Après avoir apprécié les preuves présentées de part et d'autre, soit notamment les déclarations des parties, des attestations écrites de proches et de voisins, de photographies ainsi que quatre rapports de détectives privés ayant suivi tant G______ que B______ sur des périodes s'échelonnant de 2001 à 2014, le Tribunal de Grande Instance de J______ est parvenu à la conclusion que B______ entretenait une relation affective avec G______. Ce dernier s'était établi au domicile de sa compagne, à F______ (France), dont il possédait les clefs a minima depuis 2011, et y résidait encore en avril 2014, nonobstant le fait qu'il disposait d'une autre adresse à H______ (France), lieu de sa résidence fiscale. Compte tenu de la durée de vie commune de B______ et de G______, il existait une présomption de concubinage qualifié entre eux, même s'il n'était pas démontré que le second apportait un soutien financier à la première.

j. Statuant sur appel de B______, la Cour d'appel de K______, statuant par arrêt du 5 décembre 2017, a réformé le jugement précité sauf en ce qu'il avait admis l'application du droit suisse et débouté B______ de son action en dommages-intérêts. Statuant à nouveau, elle a notamment condamné A______ à reprendre les versements mensuels de la contribution d'entretien due à B______ en vertu du jugement de divorce dès le 1er novembre 2016, date à laquelle il avait cessé les versements.

Reprenant et détaillant les éléments de preuve examinés par le premier juge ainsi que des attestations supplémentaires de tiers produites en appel, la Cour d'appel de K______ est parvenue à la conclusion que si les éléments de preuve établissaient bien une relation d'affection entre B______ et G______, la réalité d'une assistance économique apportée par ce dernier à B______ n'était pas établie, ni même l'existence d'une réelle communauté de vie, puisque B______ était désormais hébergée gratuitement par une amie en Suisse.

k. Le 17 avril 2019, statuant sur pourvoi de A______, la Cour de cassation française a rejeté le pourvoi interjeté à l'endroit de l'arrêt de la Cour d'appel de K______ du 5 décembre 2017.

l.
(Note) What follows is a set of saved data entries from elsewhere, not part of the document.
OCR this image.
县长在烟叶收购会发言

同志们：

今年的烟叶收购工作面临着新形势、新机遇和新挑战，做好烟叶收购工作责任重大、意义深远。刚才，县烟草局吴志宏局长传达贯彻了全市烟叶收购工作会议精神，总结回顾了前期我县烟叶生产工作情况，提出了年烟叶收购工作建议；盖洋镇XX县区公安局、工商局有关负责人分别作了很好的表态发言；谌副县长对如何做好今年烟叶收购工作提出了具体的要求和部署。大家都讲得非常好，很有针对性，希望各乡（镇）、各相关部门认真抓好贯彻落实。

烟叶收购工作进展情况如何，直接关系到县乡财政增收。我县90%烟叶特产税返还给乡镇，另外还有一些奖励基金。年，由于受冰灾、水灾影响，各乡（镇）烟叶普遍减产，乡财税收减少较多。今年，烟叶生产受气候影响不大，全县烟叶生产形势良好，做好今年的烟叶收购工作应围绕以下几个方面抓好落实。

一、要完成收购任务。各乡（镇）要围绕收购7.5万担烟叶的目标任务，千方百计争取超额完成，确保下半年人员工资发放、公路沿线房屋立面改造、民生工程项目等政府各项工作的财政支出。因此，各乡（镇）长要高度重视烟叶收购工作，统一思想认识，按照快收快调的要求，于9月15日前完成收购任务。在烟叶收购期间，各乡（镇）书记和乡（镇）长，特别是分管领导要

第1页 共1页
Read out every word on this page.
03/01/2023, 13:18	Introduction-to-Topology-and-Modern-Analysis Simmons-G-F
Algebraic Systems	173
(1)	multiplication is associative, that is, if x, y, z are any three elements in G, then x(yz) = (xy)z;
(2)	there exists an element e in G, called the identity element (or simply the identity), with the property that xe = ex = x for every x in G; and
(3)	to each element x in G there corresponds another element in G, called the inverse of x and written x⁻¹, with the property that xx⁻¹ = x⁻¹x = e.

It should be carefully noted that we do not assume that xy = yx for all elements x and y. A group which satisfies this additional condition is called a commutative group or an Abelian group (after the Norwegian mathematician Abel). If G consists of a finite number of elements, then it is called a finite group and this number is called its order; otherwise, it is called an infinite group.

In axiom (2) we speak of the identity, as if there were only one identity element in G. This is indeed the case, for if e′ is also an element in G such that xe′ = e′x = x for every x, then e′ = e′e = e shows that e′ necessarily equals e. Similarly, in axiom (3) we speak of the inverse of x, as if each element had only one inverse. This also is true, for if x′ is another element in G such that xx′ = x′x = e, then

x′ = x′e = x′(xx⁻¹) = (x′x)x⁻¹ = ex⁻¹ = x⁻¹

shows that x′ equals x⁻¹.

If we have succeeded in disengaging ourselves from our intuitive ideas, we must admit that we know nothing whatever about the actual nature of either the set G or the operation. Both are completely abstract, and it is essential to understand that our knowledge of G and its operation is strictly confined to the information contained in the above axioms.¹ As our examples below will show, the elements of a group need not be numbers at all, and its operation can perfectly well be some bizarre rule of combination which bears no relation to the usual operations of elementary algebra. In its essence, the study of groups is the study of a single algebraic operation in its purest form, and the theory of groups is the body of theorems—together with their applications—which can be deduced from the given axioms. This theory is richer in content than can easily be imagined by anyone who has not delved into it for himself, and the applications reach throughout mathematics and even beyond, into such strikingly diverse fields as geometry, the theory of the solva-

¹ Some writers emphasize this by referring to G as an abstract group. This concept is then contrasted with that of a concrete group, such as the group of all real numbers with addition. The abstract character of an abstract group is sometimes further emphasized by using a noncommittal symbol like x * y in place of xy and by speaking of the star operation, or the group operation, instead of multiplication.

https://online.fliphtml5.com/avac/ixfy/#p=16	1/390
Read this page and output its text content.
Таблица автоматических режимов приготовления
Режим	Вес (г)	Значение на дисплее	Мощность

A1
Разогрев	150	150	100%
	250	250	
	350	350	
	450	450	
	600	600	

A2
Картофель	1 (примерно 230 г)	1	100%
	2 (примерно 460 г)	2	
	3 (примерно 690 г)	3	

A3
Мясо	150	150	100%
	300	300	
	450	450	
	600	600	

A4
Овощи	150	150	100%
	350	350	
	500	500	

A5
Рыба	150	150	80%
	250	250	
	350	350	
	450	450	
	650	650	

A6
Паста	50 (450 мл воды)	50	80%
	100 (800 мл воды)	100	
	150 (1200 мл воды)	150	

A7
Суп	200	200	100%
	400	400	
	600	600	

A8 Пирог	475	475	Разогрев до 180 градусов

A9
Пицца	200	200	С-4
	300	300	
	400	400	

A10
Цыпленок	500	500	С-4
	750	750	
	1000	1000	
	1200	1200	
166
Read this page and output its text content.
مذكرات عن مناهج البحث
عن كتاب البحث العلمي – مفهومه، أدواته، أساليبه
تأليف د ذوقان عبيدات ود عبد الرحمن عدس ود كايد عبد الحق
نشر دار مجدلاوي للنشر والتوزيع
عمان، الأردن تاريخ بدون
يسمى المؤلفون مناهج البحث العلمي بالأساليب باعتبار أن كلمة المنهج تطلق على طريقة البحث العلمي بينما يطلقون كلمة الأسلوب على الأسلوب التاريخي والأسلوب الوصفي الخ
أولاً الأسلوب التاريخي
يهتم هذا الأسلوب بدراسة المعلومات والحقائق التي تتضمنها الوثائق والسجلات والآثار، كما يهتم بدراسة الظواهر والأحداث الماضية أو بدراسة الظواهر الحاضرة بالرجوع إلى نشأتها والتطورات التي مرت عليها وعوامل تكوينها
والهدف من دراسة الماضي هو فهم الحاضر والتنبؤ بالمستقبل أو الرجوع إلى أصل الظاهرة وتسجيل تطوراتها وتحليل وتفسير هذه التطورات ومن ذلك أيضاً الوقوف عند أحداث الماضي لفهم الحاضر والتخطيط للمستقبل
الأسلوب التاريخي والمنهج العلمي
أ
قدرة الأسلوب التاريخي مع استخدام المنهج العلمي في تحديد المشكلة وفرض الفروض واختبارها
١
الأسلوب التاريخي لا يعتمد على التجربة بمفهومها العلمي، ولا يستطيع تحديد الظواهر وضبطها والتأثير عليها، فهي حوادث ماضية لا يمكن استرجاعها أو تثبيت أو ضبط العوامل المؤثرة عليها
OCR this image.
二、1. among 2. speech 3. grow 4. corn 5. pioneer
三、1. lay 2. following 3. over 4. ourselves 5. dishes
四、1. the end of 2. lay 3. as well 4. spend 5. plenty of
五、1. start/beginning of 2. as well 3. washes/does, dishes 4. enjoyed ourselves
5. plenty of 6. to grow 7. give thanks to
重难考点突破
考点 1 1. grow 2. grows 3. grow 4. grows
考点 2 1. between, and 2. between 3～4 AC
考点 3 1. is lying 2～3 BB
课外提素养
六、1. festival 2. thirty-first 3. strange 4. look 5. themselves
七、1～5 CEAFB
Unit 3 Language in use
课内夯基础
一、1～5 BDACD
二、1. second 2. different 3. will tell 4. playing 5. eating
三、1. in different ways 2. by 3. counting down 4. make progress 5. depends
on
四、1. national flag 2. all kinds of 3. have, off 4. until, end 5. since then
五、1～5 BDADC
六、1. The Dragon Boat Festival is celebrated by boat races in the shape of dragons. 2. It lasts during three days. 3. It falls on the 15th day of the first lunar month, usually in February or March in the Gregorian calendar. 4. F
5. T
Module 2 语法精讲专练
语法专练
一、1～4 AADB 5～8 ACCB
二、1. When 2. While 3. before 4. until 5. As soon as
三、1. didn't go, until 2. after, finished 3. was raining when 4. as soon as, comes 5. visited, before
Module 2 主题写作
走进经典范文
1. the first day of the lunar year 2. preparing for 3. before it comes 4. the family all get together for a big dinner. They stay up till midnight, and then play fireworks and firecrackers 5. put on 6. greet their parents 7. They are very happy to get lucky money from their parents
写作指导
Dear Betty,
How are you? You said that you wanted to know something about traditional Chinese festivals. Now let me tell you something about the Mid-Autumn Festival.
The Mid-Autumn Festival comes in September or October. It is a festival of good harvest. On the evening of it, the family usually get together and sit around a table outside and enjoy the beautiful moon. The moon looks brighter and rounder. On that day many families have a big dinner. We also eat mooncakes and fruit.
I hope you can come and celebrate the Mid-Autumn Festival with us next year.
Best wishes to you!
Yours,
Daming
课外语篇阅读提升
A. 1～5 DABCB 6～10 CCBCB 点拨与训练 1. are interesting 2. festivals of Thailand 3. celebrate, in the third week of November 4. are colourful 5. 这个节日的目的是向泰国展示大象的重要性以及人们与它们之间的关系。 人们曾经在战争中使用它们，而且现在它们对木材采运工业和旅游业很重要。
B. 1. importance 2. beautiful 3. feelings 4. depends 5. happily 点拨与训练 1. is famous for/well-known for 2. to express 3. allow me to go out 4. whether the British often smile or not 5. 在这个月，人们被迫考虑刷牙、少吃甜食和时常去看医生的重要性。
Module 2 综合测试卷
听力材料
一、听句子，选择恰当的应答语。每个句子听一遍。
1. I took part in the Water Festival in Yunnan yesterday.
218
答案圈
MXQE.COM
Par demande en modification du jugement de divorce déposée le 28 septembre 2021 au Tribunal de première instance, A______ a sollicité l'annulation du chiffre 5 du dispositif dudit jugement, et a conclu à ce qu'il soit dit qu'aucune contribution d'entretien ne serait due par lui à son ex-épouse dès le 1er octobre 2021, et à ce que celle-ci soit condamnée au remboursement des montants reçus entre le 1^{er} octobre 2021 et la date d'entrée en force de la décision exécutoire à rendre, le tout sous suite de frais et dépens.

A______ a fait valoir notamment qu'il avait mandaté à nouveau un détective privé pour vérifier si son ex-épouse ne vivait toujours pas en concubinage qualifié avec G______. Le détective avait suivi le couple en décembre 2020, janvier, juin et juillet 2021. Il avait constaté que ni B______ ni G______ ne dormaient à leurs adresses officielles, situées respectivement au chemin 2______ no. ______, [code postal] I______ [GE] et H______ [France], mais dormaient chaque nuit à la rue 1______ no. ______, [code postal] F______ (France), appartement appartenant à B______. Ils habitaient ensemble à cette adresse depuis au moins cinq ans, ce que confirmaient leurs voisins. Les concubins se rendaient en outre aux fêtes de famille ensemble. Sur cette base, A______ a soutenu – en application de l'ancien droit suisse applicable (soit les art. 151ss aCC abrogés le 1er janvier 2000, applicables en vertu des art. 64 LDIP et 7a al. 3 Tf CC), en particulier l'art. 130 al. 2 aCC – qu'il y avait bien concubinage qualifié entre B______ et G______, ce qui devait conduire à la suppression intégrale de la contribution d'entretien prévue en sa faveur par le jugement de divorce.

m. Par pli du 17 janvier 2022, B______ a soulevé l'exception de chose jugée du fait de l'issue de la procédure française et a conclu à l'irrecevabilité de la demande de A______.

n. Lors de l'audience du 19 janvier 2022, vu l'absence de toute conciliation possible entre les parties, le Tribunal a, sur le siège, restreint le litige à l'examen de sa recevabilité sous l'angle de l'autorité de la chose jugée et imparti un délai aux deux parties pour s'exprimer par écrit à cet égard.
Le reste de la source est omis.